Rewired m6A methylation of promoter antisense RNAs in Alzheimer's disease regulates global gene transcription in the 3D nucleome.

N(6)-methyladenosine (m6A) is the most prevalent internal RNA modification that can impact mRNA expression post-transcriptionally. Recent progress indicates that m6A also acts on nuclear or chromatin-associated RNAs to impact transcriptional and epigenetic processes.
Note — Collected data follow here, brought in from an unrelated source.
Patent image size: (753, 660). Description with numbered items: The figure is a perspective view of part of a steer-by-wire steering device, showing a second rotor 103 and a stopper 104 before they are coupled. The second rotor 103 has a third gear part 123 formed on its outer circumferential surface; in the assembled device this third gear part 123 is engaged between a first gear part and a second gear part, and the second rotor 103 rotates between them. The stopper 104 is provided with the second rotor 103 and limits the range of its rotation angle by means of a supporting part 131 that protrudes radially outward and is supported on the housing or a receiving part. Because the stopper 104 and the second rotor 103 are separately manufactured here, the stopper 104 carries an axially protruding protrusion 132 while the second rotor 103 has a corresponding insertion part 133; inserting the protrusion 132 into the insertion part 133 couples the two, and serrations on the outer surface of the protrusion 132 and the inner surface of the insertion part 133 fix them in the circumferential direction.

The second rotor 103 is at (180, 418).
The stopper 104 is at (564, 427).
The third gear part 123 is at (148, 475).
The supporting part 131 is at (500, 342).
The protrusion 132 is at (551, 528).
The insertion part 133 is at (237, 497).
However, the landscapes and functional roles of m6A in human brains and neurodegenerative diseases, including Alzheimer's disease (AD), have been under-explored. Here, we examined RNA m6A methylome using total RNA-seq and meRIP-seq in middle frontal cortex tissues of post-mortem human brains from individuals with AD and age-matched counterparts. Our results revealed AD-associated alteration of m6A methylation on both mRNAs and various noncoding RNAs. Notably, a series of promoter antisense RNAs (paRNAs) displayed cell-type-specific expression and changes in AD, including one produced adjacent to the MAPT locus that encodes the Tau protein. We found that MAPT-paRNA is enriched in neurons, and m6A positively controls its expression. In iPSC-derived human excitatory neurons, MAPT-paRNA promotes expression of hundreds of genes related to neuronal and synaptic functions, including a key AD resilience gene MEF2C, and plays a neuroprotective role against excitotoxicity. By examining RNA-DNA interactome in the three-dimensional (3D) nuclei of human brains, we demonstrated that brain paRNAs can interact with both cis- and trans-chromosomal target genes to impact their transcription. These data together reveal previously unexplored landscapes and functions of noncoding RNAs and m6A methylome in brain gene regulation, neuronal survival and AD pathogenesis.